With data frame as follows:
from pyspark.sql.functions import avg, first rdd = sc.parallelize( [ (0, "A", 223,"201603", "PORT"), (0, "A", 22,"201602", "PORT"), (0, "A", 422,"201601", "DOCK"), (1,"B", 3213,"201602", "DOCK"), (1,"B", 3213,"201601", "PORT"), (2,"C", 2321,"201601", "DOCK") ] ) df_data = sqlContext.createDataFrame(rdd, ["id","type", "cost", "date", "ship"]) df_data.show()
I use it
df_data.groupby(df_data.id, df_data.type).pivot("date").agg(avg("cost"), first("ship")).show() +---+----+----------------+--------------------+----------------+--------------------+----------------+--------------------+ | id|type|201601_avg(cost)|201601_first(ship)()|201602_avg(cost)|201602_first(ship)()|201603_avg(cost)|201603_first(ship)()| +---+----+----------------+--------------------+----------------+--------------------+----------------+--------------------+ | 2| C| 2321.0| DOCK| null| null| null| null| | 0| A| 422.0| DOCK| 22.0| PORT| 223.0| PORT| | 1| B| 3213.0| PORT| 3213.0| DOCK| null| null| +---+----+----------------+--------------------+----------------+--------------------+----------------+--------------------+
But I get these very complex column names.
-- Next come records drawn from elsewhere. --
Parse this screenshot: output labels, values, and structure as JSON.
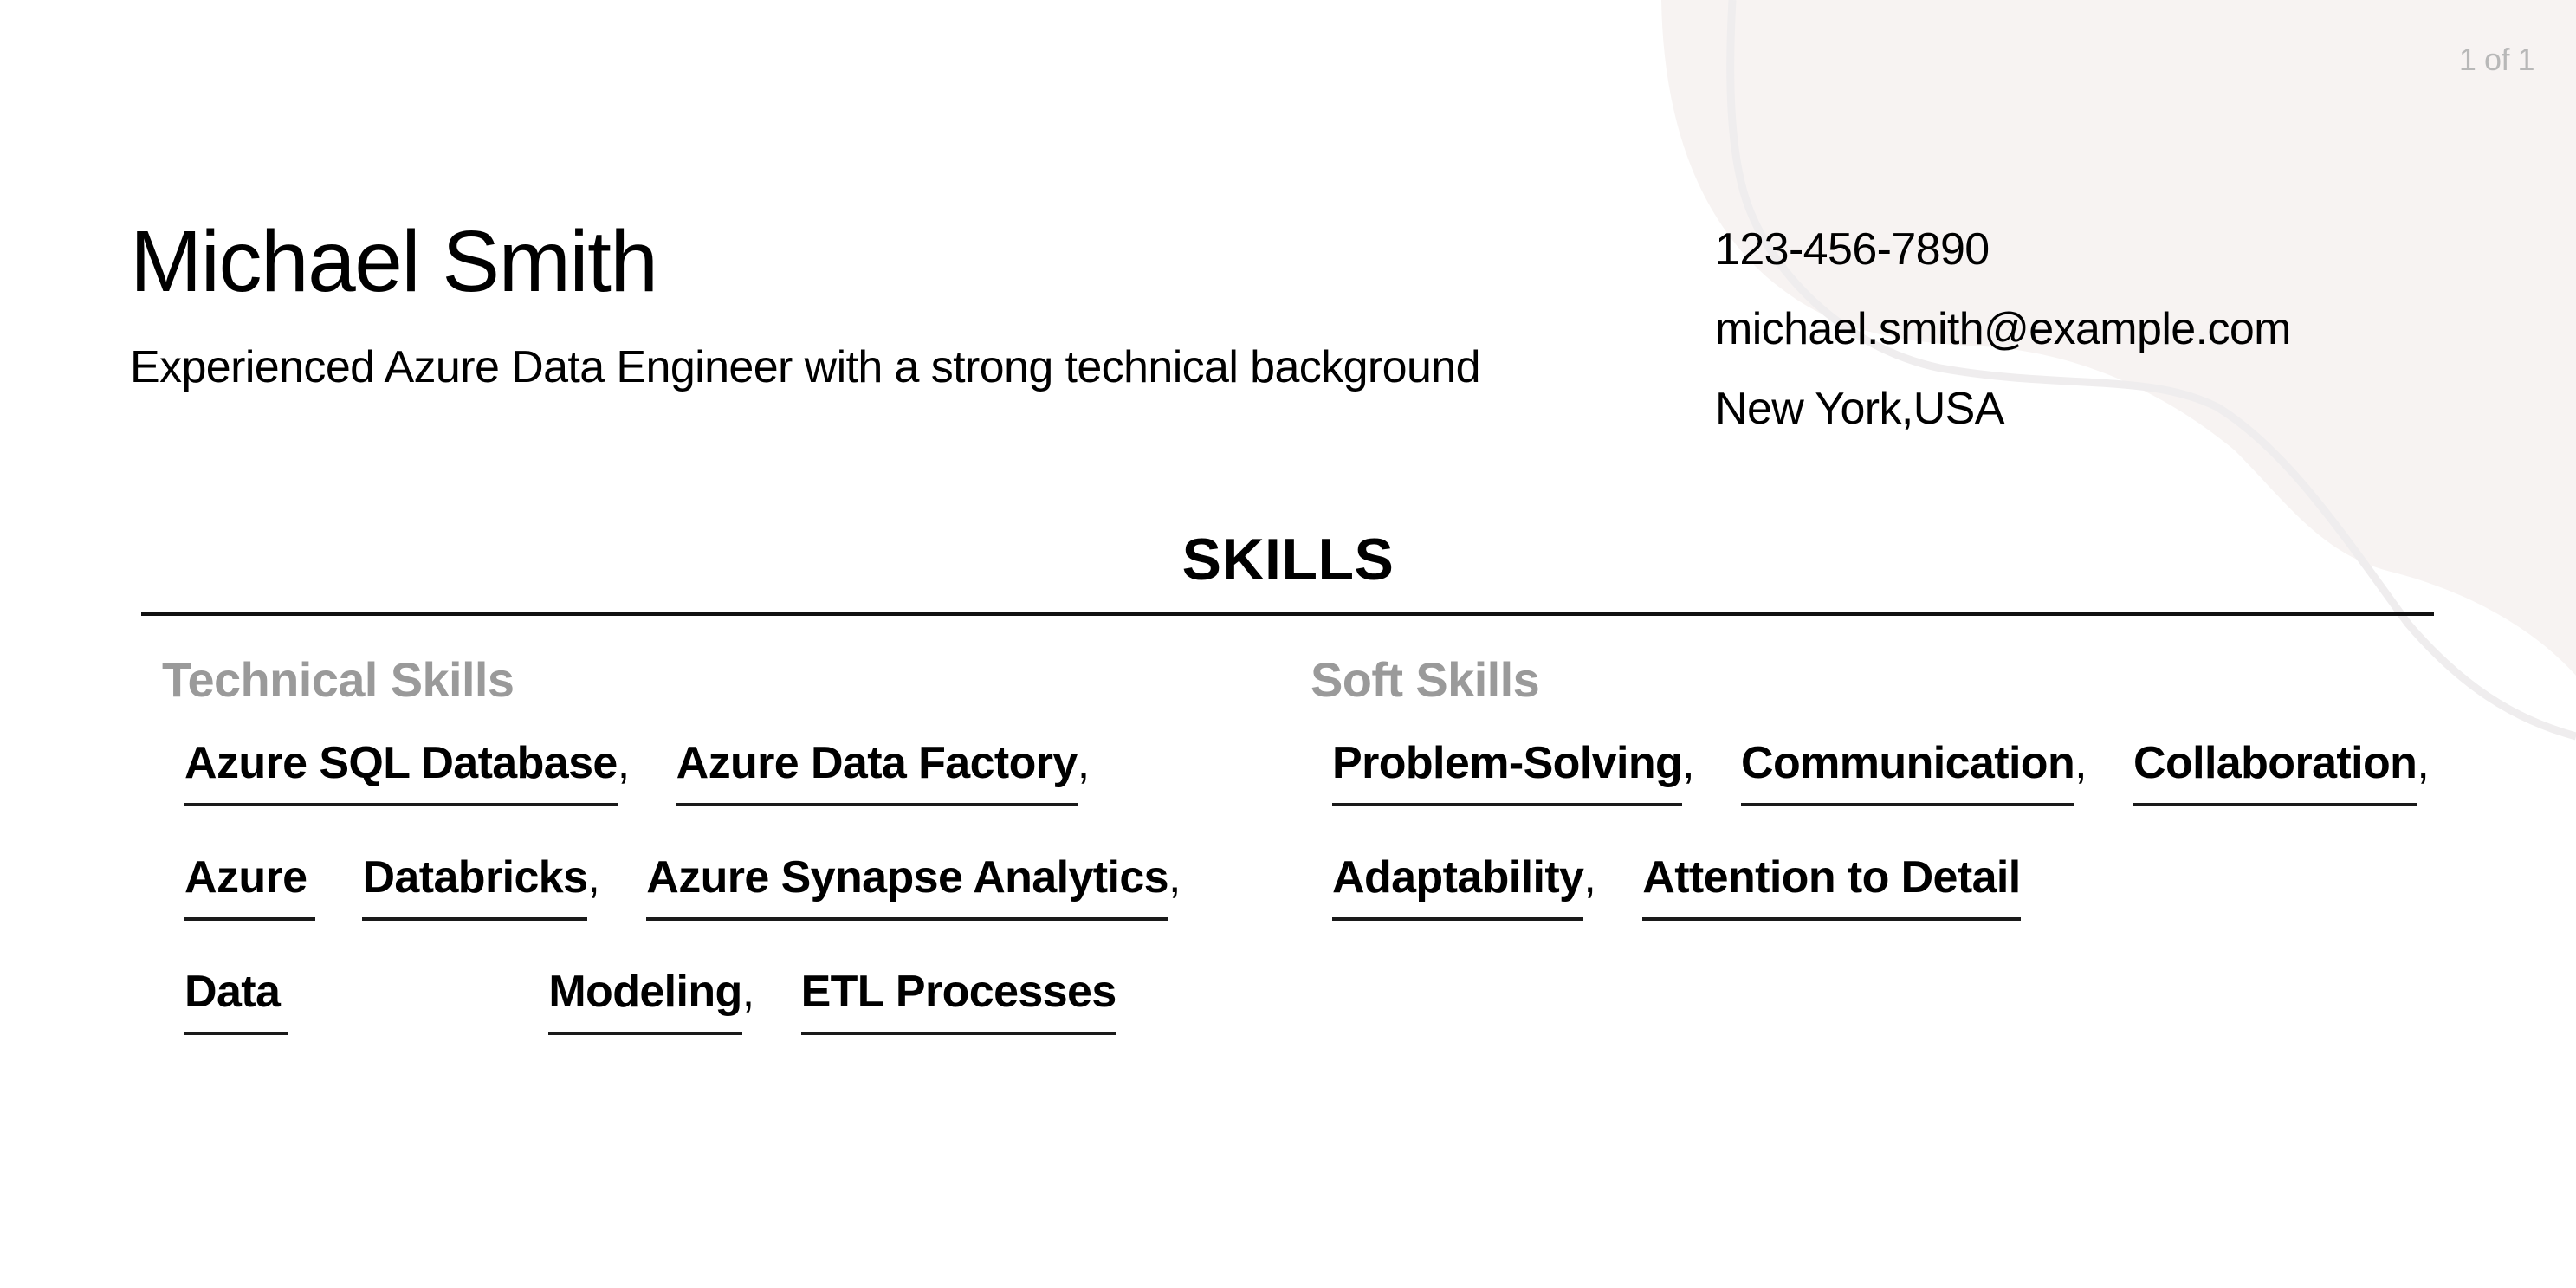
{
  "page": {
    "counter": "1 of 1"
  },
  "header": {
    "name": "Michael Smith",
    "tagline": "Experienced Azure Data Engineer with a strong technical background"
  },
  "contact": {
    "phone": "123-456-7890",
    "email": "michael.smith@example.com",
    "location": "New York,USA"
  },
  "skills_section": {
    "title": "SKILLS",
    "technical": {
      "heading": "Technical Skills",
      "items": [
        {
          "label": "Azure SQL Database",
          "sep": ","
        },
        {
          "label": "Azure Data Factory",
          "sep": ","
        },
        {
          "label": "Azure",
          "sep": ""
        },
        {
          "label": "Databricks",
          "sep": ","
        },
        {
          "label": "Azure Synapse Analytics",
          "sep": ","
        },
        {
          "label": "Data",
          "sep": ""
        },
        {
          "label": "Modeling",
          "sep": ","
        },
        {
          "label": "ETL Processes",
          "sep": ""
        }
      ]
    },
    "soft": {
      "heading": "Soft Skills",
      "items": [
        {
          "label": "Problem-Solving",
          "sep": ","
        },
        {
          "label": "Communication",
          "sep": ","
        },
        {
          "label": "Collaboration",
          "sep": ","
        },
        {
          "label": "Adaptability",
          "sep": ","
        },
        {
          "label": "Attention to Detail",
          "sep": ""
        }
      ]
    }
  },
  "colors": {
    "background": "#ffffff",
    "blob": "#f7f3f2",
    "blob_stroke": "#efedee",
    "heading_gray": "#9a9a9a",
    "counter_gray": "#b8b8b8",
    "text": "#000000"
  }
}
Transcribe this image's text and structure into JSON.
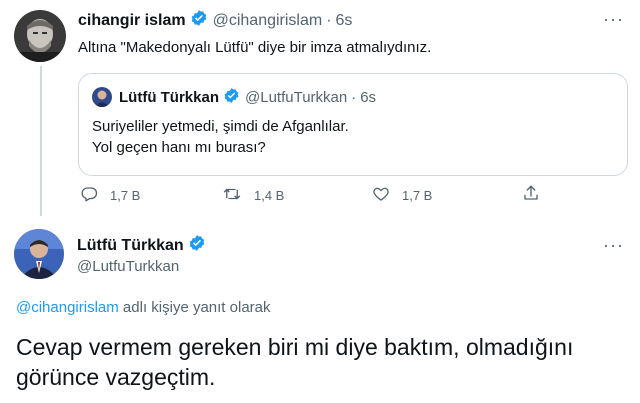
{
  "colors": {
    "accent": "#1d9bf0",
    "muted": "#536471",
    "border": "#cfd9de"
  },
  "tweet1": {
    "name": "cihangir islam",
    "handle": "@cihangirislam",
    "time": "6s",
    "text": "Altına \"Makedonyalı Lütfü\" diye bir imza atmalıydınız.",
    "verified_icon": "verified-badge-icon",
    "more_icon": "more-options-icon"
  },
  "quote": {
    "name": "Lütfü Türkkan",
    "handle": "@LutfuTurkkan",
    "time": "6s",
    "line1": "Suriyeliler yetmedi, şimdi de Afganlılar.",
    "line2": "Yol geçen hanı mı burası?"
  },
  "actions": {
    "reply": {
      "icon": "reply-icon",
      "count": "1,7 B"
    },
    "retweet": {
      "icon": "retweet-icon",
      "count": "1,4 B"
    },
    "like": {
      "icon": "heart-icon",
      "count": "1,7 B"
    },
    "share": {
      "icon": "share-icon"
    }
  },
  "tweet2": {
    "name": "Lütfü Türkkan",
    "handle": "@LutfuTurkkan",
    "reply_mention": "@cihangirislam",
    "reply_suffix": " adlı kişiye yanıt olarak",
    "text": "Cevap vermem gereken biri mi diye baktım, olmadığını görünce vazgeçtim."
  }
}
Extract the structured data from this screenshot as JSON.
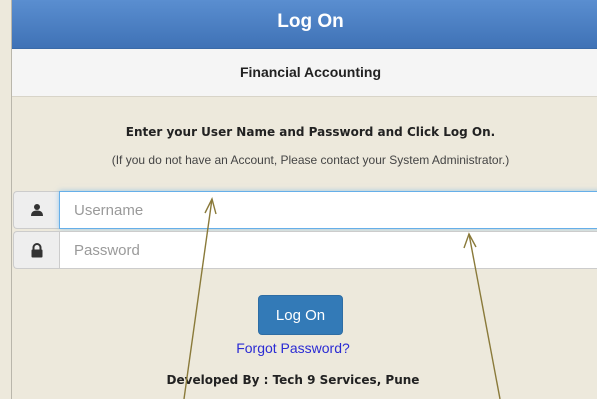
{
  "header": {
    "title": "Log On"
  },
  "subheader": {
    "title": "Financial Accounting"
  },
  "instructions": "Enter your User Name and Password and Click Log On.",
  "note": "(If you do not have an Account, Please contact your System Administrator.)",
  "username": {
    "placeholder": "Username",
    "icon": "user-icon"
  },
  "password": {
    "placeholder": "Password",
    "icon": "lock-icon"
  },
  "login_button": "Log On",
  "forgot_link": "Forgot Password?",
  "footer": "Developed By : Tech 9 Services, Pune",
  "colors": {
    "header": "#4a7fc4",
    "button": "#337ab7",
    "link": "#2b2bd4",
    "arrow": "#8a7a3a"
  }
}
Using alias in aggregation usually works, but because of pivot , the names are even worse in this case:
+---+----+--------------------------------------------------------------+------------------------------------------------------------------+--------------------------------------------------------------+------------------------------------------------------------------+--------------------------------------------------------------+------------------------------------------------------------------+ | id|type|201601_(avg(cost),mode=Complete,isDistinct=false) AS cost#1619|201601_(first(ship)(),mode=Complete,isDistinct=false) AS ship#1620|201602_(avg(cost),mode=Complete,isDistinct=false) AS cost#1619|201602_(first(ship)(),mode=Complete,isDistinct=false) AS ship#1620|201603_(avg(cost),mode=Complete,isDistinct=false) AS cost#1619|201603_(first(ship)(),mode=Complete,isDistinct=false) AS ship#1620| +---+----+--------------------------------------------------------------+------------------------------------------------------------------+--------------------------------------------------------------+------------------------------------------------------------------+--------------------------------------------------------------+------------------------------------------------------------------+ | 2| C| 2321.0| DOCK| null| null| null| null| | 0| A| 422.0| DOCK| 22.0| PORT| 223.0| PORT| | 1| B| 3213.0| PORT| 3213.0| DOCK| null| null| +---+----+--------------------------------------------------------------+------------------------------------------------------------------+--------------------------------------------------------------+------------------------------------------------------------------+--------------------------------------------------------------+------------------------------------------------------------------+
Is there a way to rename column names on the fly based on and aggregation?